И, наконец, вероятно, самое сильное свидетельство. Незадолго до смерти, изнемогая от мук болезни, после того как ему было даровано видение Божье и он облекся в честные ризы, Константин, веселесе и с явным и глубоким облегчением, сказал: «отселе несмь азъ ни царю слуга, ни иному никомуже на земли, нъ токмо Богу вседръжителю […]». Этот вздох облегчения, несколько даже некорректный по отношению к цесарю, который так высоко ценил его, и к делу жизни самого Константина, ставшего подвигом его святости, особенно убедительно показывает, как тяжек был для него жизненный путь в сем мире, как стремился он к преодолению мира сего и к жизни в Боге, наконец, каким воистину трудным подвигом было для него оставаться в этом мире и совершать подвиг труженичества на ниве просвещения людей светом христианской веры.

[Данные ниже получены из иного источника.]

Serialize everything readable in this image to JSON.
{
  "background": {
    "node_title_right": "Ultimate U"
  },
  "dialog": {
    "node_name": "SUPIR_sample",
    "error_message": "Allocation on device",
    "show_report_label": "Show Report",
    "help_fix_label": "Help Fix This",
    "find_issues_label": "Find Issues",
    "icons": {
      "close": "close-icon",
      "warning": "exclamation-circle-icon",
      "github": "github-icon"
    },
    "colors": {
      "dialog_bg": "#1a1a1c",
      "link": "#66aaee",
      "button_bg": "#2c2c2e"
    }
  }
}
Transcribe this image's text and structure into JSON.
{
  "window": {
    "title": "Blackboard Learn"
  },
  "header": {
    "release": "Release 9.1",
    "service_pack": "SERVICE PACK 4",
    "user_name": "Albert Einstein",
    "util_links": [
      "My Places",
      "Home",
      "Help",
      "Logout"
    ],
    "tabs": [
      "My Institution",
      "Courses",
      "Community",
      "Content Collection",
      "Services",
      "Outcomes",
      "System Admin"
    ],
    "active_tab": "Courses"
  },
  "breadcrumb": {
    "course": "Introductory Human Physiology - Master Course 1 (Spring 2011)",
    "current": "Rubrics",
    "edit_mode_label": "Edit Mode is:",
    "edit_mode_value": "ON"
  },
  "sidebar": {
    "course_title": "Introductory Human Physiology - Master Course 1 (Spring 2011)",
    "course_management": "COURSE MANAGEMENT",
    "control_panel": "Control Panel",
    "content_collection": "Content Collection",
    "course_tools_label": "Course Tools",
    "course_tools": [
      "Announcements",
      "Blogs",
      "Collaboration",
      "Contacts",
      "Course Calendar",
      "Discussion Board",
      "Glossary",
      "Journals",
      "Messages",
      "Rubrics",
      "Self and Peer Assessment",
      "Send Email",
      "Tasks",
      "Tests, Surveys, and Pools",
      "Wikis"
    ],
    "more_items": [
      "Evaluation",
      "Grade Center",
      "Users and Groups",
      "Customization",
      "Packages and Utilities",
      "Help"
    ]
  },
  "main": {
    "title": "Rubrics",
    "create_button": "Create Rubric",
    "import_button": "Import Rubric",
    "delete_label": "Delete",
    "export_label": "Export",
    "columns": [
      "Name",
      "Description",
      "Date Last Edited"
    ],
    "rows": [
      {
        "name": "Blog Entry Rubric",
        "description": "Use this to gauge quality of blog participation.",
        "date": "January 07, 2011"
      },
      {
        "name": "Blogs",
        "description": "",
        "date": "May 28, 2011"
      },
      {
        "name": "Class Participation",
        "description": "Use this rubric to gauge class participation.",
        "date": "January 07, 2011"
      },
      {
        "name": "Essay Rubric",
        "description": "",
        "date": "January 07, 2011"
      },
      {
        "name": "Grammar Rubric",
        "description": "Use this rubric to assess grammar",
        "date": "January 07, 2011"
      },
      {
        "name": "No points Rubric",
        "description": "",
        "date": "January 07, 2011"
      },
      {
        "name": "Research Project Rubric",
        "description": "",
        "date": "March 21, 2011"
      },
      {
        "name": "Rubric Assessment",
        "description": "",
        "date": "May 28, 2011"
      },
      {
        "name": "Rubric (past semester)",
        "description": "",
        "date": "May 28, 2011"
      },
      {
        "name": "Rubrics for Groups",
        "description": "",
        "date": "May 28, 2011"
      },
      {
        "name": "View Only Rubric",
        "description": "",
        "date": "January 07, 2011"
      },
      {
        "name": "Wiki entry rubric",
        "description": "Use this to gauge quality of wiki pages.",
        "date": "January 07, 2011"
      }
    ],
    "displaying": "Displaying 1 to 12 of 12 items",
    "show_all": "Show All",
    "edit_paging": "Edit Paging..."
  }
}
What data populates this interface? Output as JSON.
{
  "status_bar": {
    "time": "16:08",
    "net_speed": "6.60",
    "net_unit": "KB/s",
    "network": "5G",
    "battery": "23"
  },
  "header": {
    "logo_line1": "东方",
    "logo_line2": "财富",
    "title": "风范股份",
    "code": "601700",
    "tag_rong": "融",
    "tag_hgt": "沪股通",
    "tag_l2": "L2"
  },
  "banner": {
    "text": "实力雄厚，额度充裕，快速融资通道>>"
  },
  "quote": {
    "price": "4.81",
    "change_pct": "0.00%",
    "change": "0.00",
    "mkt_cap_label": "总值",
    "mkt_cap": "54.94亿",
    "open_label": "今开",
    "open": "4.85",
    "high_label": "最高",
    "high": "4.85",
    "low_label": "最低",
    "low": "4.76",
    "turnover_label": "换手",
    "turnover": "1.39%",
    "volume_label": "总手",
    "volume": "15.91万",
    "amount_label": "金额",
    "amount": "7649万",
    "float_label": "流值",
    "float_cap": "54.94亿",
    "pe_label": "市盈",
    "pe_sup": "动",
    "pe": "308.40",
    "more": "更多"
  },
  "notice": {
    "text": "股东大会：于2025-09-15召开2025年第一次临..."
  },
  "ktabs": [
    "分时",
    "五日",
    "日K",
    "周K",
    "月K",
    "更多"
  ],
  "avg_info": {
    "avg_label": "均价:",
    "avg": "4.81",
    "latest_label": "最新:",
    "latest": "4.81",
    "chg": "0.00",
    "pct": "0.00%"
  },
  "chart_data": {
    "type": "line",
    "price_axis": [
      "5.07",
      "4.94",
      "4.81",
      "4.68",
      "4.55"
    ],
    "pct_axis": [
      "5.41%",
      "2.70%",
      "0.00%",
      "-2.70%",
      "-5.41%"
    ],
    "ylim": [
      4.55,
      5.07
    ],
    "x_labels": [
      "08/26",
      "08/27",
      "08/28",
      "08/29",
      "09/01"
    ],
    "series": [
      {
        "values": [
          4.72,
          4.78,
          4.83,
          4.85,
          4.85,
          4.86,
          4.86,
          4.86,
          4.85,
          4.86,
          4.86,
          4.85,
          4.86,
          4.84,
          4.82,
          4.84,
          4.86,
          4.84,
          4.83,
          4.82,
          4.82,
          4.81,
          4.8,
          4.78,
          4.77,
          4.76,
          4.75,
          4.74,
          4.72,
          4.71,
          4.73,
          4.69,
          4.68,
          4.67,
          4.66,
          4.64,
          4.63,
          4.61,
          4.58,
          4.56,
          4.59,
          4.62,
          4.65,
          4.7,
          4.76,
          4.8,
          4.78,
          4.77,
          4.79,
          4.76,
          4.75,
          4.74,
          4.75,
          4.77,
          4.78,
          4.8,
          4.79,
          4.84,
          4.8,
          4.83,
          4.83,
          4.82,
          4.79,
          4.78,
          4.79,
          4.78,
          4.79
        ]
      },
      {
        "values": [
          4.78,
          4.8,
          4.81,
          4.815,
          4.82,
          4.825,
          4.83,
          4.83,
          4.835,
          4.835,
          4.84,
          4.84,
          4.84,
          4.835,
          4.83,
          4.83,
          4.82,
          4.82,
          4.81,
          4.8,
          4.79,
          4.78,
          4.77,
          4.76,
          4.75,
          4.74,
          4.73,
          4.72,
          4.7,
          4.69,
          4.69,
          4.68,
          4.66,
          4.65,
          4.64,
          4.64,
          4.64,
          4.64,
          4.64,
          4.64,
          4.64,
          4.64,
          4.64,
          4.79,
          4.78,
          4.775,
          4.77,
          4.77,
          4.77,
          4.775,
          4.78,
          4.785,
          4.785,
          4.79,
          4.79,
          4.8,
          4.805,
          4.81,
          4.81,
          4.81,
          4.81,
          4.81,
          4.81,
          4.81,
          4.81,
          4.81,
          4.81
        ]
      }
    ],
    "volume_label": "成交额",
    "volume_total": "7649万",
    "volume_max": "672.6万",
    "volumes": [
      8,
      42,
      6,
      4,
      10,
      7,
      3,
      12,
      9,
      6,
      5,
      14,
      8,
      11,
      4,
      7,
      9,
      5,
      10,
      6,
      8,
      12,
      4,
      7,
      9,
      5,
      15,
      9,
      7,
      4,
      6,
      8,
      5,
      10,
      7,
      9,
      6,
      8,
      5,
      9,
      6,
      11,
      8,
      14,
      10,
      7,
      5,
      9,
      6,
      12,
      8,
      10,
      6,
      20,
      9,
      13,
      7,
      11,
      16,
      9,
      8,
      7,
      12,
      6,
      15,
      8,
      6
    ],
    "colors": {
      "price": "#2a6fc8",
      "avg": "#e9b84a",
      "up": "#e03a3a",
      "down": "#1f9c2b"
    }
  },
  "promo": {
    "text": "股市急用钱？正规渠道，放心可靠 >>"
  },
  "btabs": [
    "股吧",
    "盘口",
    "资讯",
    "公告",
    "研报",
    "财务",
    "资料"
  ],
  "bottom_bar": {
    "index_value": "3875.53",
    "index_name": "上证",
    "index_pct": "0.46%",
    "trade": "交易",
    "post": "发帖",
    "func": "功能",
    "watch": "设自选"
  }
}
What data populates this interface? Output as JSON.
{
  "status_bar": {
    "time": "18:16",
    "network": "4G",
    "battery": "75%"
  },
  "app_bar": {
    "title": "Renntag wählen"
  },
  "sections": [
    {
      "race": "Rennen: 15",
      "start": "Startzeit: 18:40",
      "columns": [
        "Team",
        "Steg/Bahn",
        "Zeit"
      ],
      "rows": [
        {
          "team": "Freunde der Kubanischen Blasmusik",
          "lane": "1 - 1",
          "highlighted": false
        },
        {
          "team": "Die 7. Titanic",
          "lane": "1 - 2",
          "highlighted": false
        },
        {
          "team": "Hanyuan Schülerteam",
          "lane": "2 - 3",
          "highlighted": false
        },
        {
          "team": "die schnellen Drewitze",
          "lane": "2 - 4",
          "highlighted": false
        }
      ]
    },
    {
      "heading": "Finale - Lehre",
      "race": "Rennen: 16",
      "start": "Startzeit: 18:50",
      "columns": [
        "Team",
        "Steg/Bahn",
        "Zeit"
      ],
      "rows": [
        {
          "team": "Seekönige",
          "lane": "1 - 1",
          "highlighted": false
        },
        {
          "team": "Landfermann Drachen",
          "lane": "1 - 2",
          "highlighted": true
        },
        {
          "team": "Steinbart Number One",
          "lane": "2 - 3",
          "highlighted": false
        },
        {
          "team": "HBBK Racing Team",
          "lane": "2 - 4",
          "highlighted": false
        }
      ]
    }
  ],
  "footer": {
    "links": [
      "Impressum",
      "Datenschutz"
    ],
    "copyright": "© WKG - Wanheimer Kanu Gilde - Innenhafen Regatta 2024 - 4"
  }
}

Константин слишком близко подошел к тайнам иного мира, слишком многое было открыто ему в двух видениях — в сне, увиденном им ребенком, и в «Божьем явлении» в самом конце жизни, чтобы так легко и безболезненно было ему возвращаться на грешную землю. Но именно на ней он совершил свой подвижнический путь, на основании которого был признан святым, почитаемым и Царьградом и Римом, хотя — нельзя этого исключать полностью — его исходная предрасположенность могла предполагать осуществление иного типа святости, более соответствующего его религиозным дарам, душевным наклонностям и психологическому типу. Кажется, никто до сих пор не говорил о том, что этот интеллектуал, философ, мудрец, проповедник логосного Слова и Премудрости был одновременно визионером, духовидцем, слышащим голоса, т. е. был носителем тех способностей, которые с очень большой вероятностью предопределяют мистические дарования Константина и свидетельствуют о них. Сочетание двух столь различных начал относится к числу редких случаев–ситуаций, трудных, а иногда и мучительных для тех, кто в них оказывается. Похоже, что Константин был из их числа, и именно отсюда, из этой трудности и мучительности нужно, видимо, объяснять его taedium vitae, по временам, неконтролируемо обнаруживающее себя с тем, чтобы вскоре же раствориться в подвиге, в котором злое и грешное «многомятежной» жизни преодолевается, а сама жизнь преображается, просвещается и освящается.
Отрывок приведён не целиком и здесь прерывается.